Anyone can implement it. Hand the harness to a coding agent, get a correct implementation in Go, Rust, Java, Python — whatever fits your stack.
Correctness is enforced, not assumed. The model checker has already verified every safety and liveness property across the full state space. The harness carries those guarantees into any implementation.
The community can extend it. Modify the spec for your domain, re-verify your variant, then implement. The harness is the starting point, not the code.

We're calling this specs-first open source. Open-source the verified harness. Let the community — and their coding agents — build reliable systems on a proven foundation.

Proof by Example: S3-Queue

To demonstrate that this workflow actually works end-to-end, we built S3-Queue — a distributed message queue built entirely on S3-compatible object storage, with zero external dependencies beyond S3.

Here's the pipeline we followed:

Protocol Spec → System Spec → System Implementation. Each step was done with Claude Code.

First, we took the Leaderless Log Protocol spec — the formally verified, abstract protocol — and asked Claude Code to produce a system spec: a concrete design document that adapts the protocol for a queue on S3, using S3's conditional writes as the coordination primitives.
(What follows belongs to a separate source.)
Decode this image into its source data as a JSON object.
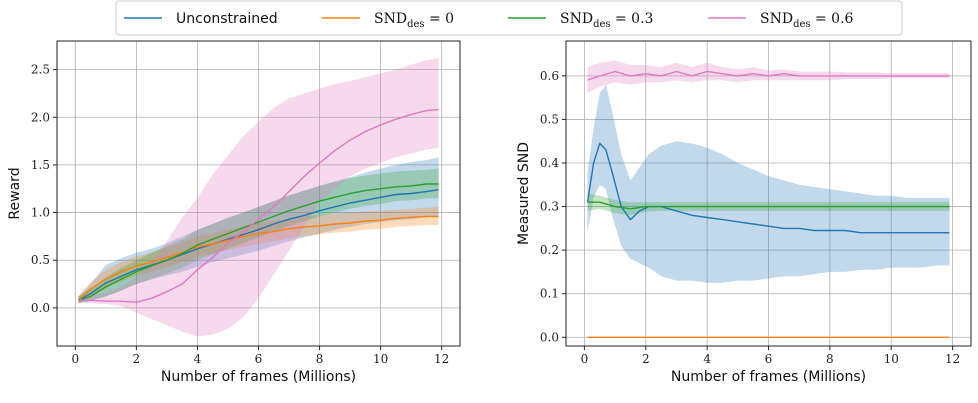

One conversation, one self-contained Markdown document.

Then we handed that system spec to Claude Code with a single prompt: "Implement S3-Queue according to this spec." It produced a working Rust implementation — concurrent producers, background compaction with the protocol's 3-step index update, consumer cursors, administrative fencing — all generated from the spec alone, without back-and-forth.

This is harness engineering in action. The protocol spec enforces correctness. The system spec translates that into a concrete design. The coding agent translates the design into working code. At every stage, the agent is working within the harness — not improvising concurrency logic from training data.

You can try it yourself. Point your favorite coding agent at the S3-Queue system spec and ask it to implement in whatever language you prefer. The spec is self-contained — it has everything a coding agent needs to produce a correct implementation in one shot. That's the whole point: the harness is reusable across any number of implementations.

What We're Open-Sourcing Today

The complete specification suite for the Leaderless Log Protocol:

Canonical protocol specification — human-readable Markdown defining every state variable, action, guard, effect, and correctness property
TLA+ formal model — independently verified against all safety and liveness properties
Fizzbee formal model — second independent verification
Reference implementation — S3-Queue, a distributed message queue built entirely from the spec on S3-compatible object storage

We've also included the Coordination-Delegated Task Claiming Protocol — a second formally verified protocol in the same family for distributed task execution.

https://github.com/lakestream-io/leaderless-log-protocol

What's Next: The Open-Source Roadmap

We want to be transparent about what's coming and when. The streaming ecosystem doesn't need yet another Kafka fork — it needs a solid foundation that the community can build on and reason about. That's why we're open-sourcing in this order: core protocol specs (today), then the core Ursa storage library, and UFK in the next 9 months.

Why this way? Because we believe the industry needs a stream storage standard more than it needs another Kafka fork. If we open-source the code first, people will focus on the code. If we open-source the specs first, people will focus on the design. That's where the real value is, and that's where the real conversation should be. We want the community to engage with the protocol, challenge our design decisions, and potentially adopt the spec for their own systems, before the discussion gets anchored to one particular implementation.

We have two deeper technical blog posts coming — one on the protocol itself and one on the AI-augmented development workflow — for those who want to go deeper into the formal verification and the protocol-first development approach. Subscribe to our blog at streamnative.io/blog so you don't miss them.

We invite the distributed systems community to review, critique, extend, and build on this work. Take the spec. Hand it to your AI coding agent. Build something reliable.